Community involvement class practices active citizenship at Dining Services Garden at Kentland Farm
A group of Virginia Tech students engage in learning outside the classroom by volunteering at the Dining Services Garden at Kentland Farm.
Since mid-October, some members of a community involvement class in the Department of Urban Affairs and Planning have been promoting local food while getting hands-on experience by weeding, harvesting, and learning about the local food system. The Virginia Tech class focuses on issues, concepts, and practices of citizen participation in the development of a community.
One of the students volunteering with the community involvement class, Brianna Farr, of Woodbridge, Va., a senior majoring in environmental policy and planning in the College of Architecture and Urban Studies, says she enjoyed the change of working outside compared to learning in classrooms.
“As we harvested potatoes and sweet potatoes, the student farm manager talked with us about her work and how Virginia Tech was continuing to incorporate even more local foods into the dining halls,” Farr said. “I found I learned even more about how important a local diet is, while being able to contribute to the health of the community and environment around me.”
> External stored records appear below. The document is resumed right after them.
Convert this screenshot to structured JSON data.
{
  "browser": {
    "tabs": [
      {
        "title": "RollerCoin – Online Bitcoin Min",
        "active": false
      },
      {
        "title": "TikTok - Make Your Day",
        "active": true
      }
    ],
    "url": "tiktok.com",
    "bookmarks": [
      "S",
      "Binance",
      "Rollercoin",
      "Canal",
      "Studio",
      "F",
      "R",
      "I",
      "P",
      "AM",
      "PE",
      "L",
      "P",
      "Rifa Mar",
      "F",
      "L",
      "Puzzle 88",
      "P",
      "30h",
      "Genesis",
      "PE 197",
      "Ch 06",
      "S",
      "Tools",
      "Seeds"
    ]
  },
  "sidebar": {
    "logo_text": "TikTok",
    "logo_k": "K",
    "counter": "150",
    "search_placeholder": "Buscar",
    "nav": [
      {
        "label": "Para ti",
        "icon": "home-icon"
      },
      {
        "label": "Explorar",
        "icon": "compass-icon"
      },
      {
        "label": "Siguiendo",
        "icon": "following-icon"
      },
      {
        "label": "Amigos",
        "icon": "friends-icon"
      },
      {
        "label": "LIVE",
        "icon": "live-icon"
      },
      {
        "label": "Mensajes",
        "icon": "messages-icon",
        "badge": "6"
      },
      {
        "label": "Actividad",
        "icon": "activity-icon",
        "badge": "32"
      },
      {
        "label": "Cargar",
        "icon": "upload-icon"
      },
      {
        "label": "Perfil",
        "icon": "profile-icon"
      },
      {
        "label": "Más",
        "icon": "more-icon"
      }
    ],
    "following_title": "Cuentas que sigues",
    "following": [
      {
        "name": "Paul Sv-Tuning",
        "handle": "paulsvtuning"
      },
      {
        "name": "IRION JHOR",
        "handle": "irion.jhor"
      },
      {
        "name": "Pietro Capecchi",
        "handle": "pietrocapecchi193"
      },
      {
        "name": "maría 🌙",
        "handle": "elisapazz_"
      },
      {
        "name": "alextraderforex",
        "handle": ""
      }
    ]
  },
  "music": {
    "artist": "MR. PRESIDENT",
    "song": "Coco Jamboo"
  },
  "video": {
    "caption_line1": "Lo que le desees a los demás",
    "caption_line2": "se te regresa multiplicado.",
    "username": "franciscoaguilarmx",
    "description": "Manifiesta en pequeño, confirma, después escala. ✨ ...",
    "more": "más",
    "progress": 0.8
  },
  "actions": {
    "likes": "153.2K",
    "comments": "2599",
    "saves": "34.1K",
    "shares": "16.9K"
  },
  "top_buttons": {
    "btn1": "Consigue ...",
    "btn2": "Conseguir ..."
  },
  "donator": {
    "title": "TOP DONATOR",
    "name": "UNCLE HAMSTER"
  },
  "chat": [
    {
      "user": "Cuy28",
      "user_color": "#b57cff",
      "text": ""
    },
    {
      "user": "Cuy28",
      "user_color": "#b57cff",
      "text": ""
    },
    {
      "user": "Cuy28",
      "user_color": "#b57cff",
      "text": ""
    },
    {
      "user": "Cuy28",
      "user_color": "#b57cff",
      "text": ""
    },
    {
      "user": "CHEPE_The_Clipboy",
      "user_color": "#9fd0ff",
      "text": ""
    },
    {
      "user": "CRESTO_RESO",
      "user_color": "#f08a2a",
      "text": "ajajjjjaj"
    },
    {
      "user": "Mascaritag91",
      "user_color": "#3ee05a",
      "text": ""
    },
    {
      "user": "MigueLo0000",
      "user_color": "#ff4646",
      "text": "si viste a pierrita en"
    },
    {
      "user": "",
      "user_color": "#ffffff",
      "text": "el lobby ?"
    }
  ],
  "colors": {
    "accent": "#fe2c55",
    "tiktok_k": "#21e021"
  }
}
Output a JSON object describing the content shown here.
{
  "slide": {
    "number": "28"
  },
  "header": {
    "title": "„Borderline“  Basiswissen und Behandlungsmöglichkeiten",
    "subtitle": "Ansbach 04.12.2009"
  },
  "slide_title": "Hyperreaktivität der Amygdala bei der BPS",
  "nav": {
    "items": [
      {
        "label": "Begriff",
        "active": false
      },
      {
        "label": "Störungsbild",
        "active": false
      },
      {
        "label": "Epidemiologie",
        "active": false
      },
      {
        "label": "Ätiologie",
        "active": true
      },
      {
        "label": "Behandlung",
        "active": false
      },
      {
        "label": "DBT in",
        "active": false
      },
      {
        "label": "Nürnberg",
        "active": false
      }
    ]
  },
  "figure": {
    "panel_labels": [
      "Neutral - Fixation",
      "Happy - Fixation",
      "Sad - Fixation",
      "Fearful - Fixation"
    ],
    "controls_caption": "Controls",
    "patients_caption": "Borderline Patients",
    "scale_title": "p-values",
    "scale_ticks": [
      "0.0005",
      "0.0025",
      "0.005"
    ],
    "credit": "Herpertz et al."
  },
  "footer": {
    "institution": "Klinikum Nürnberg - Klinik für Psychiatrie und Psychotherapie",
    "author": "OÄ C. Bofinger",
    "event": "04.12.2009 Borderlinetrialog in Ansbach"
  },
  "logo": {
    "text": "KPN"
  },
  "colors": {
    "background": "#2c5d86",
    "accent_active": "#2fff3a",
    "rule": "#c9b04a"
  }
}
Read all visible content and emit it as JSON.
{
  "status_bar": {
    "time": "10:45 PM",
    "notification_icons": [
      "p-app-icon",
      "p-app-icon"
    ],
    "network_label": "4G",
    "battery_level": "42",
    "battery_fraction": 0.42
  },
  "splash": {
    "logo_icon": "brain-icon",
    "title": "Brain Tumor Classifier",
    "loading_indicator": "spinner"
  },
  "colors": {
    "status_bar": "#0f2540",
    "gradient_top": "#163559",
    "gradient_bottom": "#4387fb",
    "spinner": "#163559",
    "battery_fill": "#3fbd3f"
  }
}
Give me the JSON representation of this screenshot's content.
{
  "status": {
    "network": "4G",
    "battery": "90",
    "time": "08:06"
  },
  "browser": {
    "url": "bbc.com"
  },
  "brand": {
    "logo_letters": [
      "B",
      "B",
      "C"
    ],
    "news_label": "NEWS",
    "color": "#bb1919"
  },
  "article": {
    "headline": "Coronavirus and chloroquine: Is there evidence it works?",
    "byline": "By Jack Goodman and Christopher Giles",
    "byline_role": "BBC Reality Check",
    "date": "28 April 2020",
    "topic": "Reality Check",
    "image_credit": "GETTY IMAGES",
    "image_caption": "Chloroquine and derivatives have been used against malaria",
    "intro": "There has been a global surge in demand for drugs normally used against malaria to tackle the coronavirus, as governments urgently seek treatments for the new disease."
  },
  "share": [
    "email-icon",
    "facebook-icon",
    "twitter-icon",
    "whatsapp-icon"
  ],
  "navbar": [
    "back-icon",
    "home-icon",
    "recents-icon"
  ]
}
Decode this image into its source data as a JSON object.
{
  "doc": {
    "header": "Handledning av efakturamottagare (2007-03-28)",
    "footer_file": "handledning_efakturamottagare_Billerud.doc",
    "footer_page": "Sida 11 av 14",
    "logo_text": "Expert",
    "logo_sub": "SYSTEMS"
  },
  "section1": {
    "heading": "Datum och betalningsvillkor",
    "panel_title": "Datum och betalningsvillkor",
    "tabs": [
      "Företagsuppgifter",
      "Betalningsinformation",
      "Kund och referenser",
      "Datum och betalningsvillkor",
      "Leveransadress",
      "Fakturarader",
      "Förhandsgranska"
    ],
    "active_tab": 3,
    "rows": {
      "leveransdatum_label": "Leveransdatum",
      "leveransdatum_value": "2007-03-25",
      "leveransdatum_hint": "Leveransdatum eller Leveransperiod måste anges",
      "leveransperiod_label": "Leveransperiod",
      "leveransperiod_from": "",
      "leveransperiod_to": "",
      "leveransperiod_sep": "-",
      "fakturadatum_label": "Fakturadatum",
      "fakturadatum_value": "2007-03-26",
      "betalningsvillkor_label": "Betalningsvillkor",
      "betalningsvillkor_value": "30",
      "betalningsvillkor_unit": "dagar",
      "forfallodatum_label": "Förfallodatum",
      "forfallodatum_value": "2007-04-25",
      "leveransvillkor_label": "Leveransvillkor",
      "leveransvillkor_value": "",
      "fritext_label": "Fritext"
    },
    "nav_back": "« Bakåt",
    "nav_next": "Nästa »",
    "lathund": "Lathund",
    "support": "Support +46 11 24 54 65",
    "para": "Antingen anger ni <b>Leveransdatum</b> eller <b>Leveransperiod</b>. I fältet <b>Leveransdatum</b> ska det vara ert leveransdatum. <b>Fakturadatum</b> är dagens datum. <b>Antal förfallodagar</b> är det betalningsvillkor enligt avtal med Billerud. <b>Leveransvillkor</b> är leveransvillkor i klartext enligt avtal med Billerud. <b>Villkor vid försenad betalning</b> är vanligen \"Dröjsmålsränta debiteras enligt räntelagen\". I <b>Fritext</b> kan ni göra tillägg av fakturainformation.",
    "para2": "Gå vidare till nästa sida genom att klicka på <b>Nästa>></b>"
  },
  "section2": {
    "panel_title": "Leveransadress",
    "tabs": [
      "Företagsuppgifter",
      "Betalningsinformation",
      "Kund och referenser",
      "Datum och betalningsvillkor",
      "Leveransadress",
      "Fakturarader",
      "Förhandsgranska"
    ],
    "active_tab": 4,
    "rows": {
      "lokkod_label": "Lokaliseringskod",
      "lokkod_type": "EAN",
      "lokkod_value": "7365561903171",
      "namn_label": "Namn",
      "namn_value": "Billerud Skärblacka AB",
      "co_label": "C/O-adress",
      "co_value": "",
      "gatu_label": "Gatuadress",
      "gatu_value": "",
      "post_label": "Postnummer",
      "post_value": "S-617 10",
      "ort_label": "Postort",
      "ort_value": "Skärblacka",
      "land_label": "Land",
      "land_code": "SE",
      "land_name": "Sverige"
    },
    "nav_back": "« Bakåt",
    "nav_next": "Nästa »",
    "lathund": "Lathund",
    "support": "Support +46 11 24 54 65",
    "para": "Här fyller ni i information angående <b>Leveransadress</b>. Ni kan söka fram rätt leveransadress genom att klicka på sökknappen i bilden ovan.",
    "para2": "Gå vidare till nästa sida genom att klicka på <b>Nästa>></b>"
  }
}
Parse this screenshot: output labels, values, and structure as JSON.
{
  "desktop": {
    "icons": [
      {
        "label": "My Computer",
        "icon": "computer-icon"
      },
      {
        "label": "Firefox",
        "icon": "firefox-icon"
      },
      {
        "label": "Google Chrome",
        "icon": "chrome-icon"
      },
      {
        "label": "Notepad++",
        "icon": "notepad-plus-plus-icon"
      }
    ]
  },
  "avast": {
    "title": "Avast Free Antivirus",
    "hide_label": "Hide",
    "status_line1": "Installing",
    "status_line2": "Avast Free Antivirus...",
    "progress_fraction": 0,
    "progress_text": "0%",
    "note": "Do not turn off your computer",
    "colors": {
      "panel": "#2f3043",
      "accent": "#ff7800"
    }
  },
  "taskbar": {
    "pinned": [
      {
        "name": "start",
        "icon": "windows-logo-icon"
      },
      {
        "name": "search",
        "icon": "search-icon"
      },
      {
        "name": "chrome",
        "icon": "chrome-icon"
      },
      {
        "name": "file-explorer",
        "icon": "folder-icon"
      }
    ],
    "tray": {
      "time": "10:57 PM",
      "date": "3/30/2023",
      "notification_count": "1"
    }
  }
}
Farr also advised others should consider taking part in the experience of volunteering at Kentland Farm. “Everyone enjoyed taking a break from sitting behind a computer or at a desk and actually working with their hands out in the fresh air. It was easy work, and we really enjoyed each other’s company,” she said. “If you’re looking for an easy way to get involved and give back, volunteering at Kentland Farm is a great way to start.”
Volunteers consist of members of classes like the community involvement class, individuals, and even Dining Services employees. Volunteers have the opportunity to grow some of the food that the Virginia Tech community eats in dining centers. This upcoming summer and into next fall, hardworking volunteers will be needed to help with the harvest of the Dining Services Garden. Kentland Farm will continue to grow, especially with the help of volunteers on the farm.
New sustainability coordinator Elena Dulys-Nusbaum is currently planning the next stages of the planting at Kentland Farm. “We will hopefully be expanding production and reception of most vegetables and herbs in several of the dining centers,” Dulys-Nusbaum said. She says she understands that the semesters are busy for everyone, although she hopes to find people who want to volunteer regularly. “No matter what peoples’ schedules, the vegetables need to be harvested — they don’t wait for anyone!”
The Dining Services Garden at Kentland Farm has become almost two acres, which harvests sustainable herbs and vegetables. It has been in production since summer 2010, serving fresh vegetables and herbs in dining centers across campus. The expansion has had an immense impact on local foods available on campus.
The Farms & Fields Project at Owens Food Court is the main location for the garden produce, which is served during the academic year, but options may be found elsewhere on campus as well. It is dedicated to providing sustainable, organic, and local options. It is referred to as a “project,” because it aims to be dynamic and expanding. When students choose to eat at Farms and Fields, they support the commitment Dining Services’ has made to sustainability.
Virginia Tech has made a commitment to reduce waste, save energy, and responsibly manage the use of natural resources to improve sustainable living standards. From Eco-Olympics, to Dining Services' composting program, to going trayless in some dining halls, Virginia Tech students help increase the potential of campus sustainability for future generations.